André Antolini, président du Syndicat des énergies renouvelables a ouvert le colloque annuel du SER en indiquant qu’il s’inscrivait dans une  « période angoissante puisque pour certains l’existence de leur entreprise est menacée » – un propos liminaire s’adressant à la filière photovoltaïque.

> On consultera avec profit la synthèse de ce colloque réalisée par les journalistes de CleanTech Republic.

————
Plantant le décor, Robert J. Gillette, PDG de First solar, a rappelé l’engagement de Nicolas Sarkozy en juin 2009, affichant des ambitions pour les énergies renouvelables aussi importantes que celles prises par le général de Gaulle pour le nucléaire. Faisant état d’un développement significatif du potentiel de l’énergie solaire dans le monde », il a estimé que la France constituait « un marché prometteur ». Revenant sur le projet d’usine à Blanquefort (400 emplois, capacité de 150 MW), suspendu depuis décembre, il a plaidé pour « un cadre légal stable (et) une visibilité du marché à moyen et long terme ». 

Dans son discours, Eric Besson, ministre de l’Industrie, de l’énergie et de l’économie numérique, a indiqué qu’il avait compris qu’il devait prodiguer « des encouragements à la profession » au regard des propos tenus avant son arrivée.
Concernant la concertation sur le photovoltaïque, « le gouvernement est extrêmement attentif à limiter les effets sur la filière » (ainsi le moratoire ne touche pas les installations des particuliers et la moitié des projets en file d’attente ne sont pas concernés). Il s’est engagé à définir un « cadre stable et pérenne ». Avec la fin de la concertation d’ici d’ici quelques jours, viendra le temps du travail réglementaire. « Qu’on se comprenne bien. Le gouvernement est favorable au développement du photovoltaïque (…). Mais on ne peut pas lui reprocher de lutter contre les bulles spéculatives, tout en visant le développement d’une filière industrielle ».
Le segment particulier de l’éolien offshore devrait connaître un important développement en Europe avec 40.000 MW prévus.
« Nos industries ont les capacités d’accéder aux premières places » en Europe et cela « doit se décliner en termes d’emplois ». Eric Besson estime qu’il est possible de créer « plus de 10.000 emplois directs à l’horizon 2020 ». L’objectif est publier le cahier des charges pour l’éolien offshore au JOCE début mai 2011, les candidats devant fournir une réponse novembre pour une décision au premier semestre 2012. « Les premiers parcs devraient voir le jour en 2015 ».

Il a conclu par deux messages hors texte écrit. S’agissant de Nathalie Kosciusko-Morizet: « je suggère que l’on cesse de nous opposer l’un à l’autre. Nous avons une partie commune, l’énergie – dont les énergies renouvelables. Nous opposer est un jeu vain. Il est normal qu’il y ait des secteurs d’intersection. Nous travaillons main dans la main ».

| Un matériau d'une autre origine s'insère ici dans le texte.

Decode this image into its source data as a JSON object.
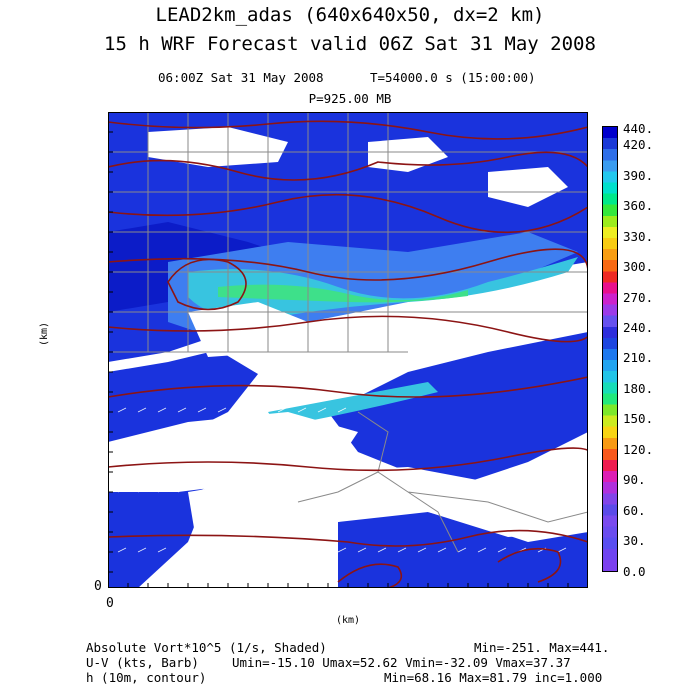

« Oui, je suis un défenseur du nucléaire civil assumé et le dis devant le Syndicat des énergies renouvelables. Mais cela n’empêche pas que la France doive diversifier son bouquet énergétique et tenir les objectifs du Grenelle de l’environnement ». Il rappelle que « jeune maire de Donzères », il a présidé à l’implantation de cinq éoliennes à proximité de Pierrelatte.

———————-
Et aussi
Olivier Pétros, directeur EnR d’EDF a indiqué qu’EDF énergies nouvelles représentait « 35% de la file d’attente du photovoltaïque. On est à 10% sur la queue d’ERDF et 95% sur la queue de RTE », a-t-il détaillé.

Jean-Baptiste Séjourné, directeur de la branche énergie de GDF Suez, a déploré qu’en « 2010, on ait vu des projets pour lesquels les financements étaient trouvés, les chantiers mis en oeuvre, deux fois remis en cause » par des décisions réglementaires. Il a plaidé pour que « le risque tarifaire soit éliminé au moment où la décision de l’investissement est arrêtée ». Sinon « ça pénalisera durablement » la France par rapport aux autre pays.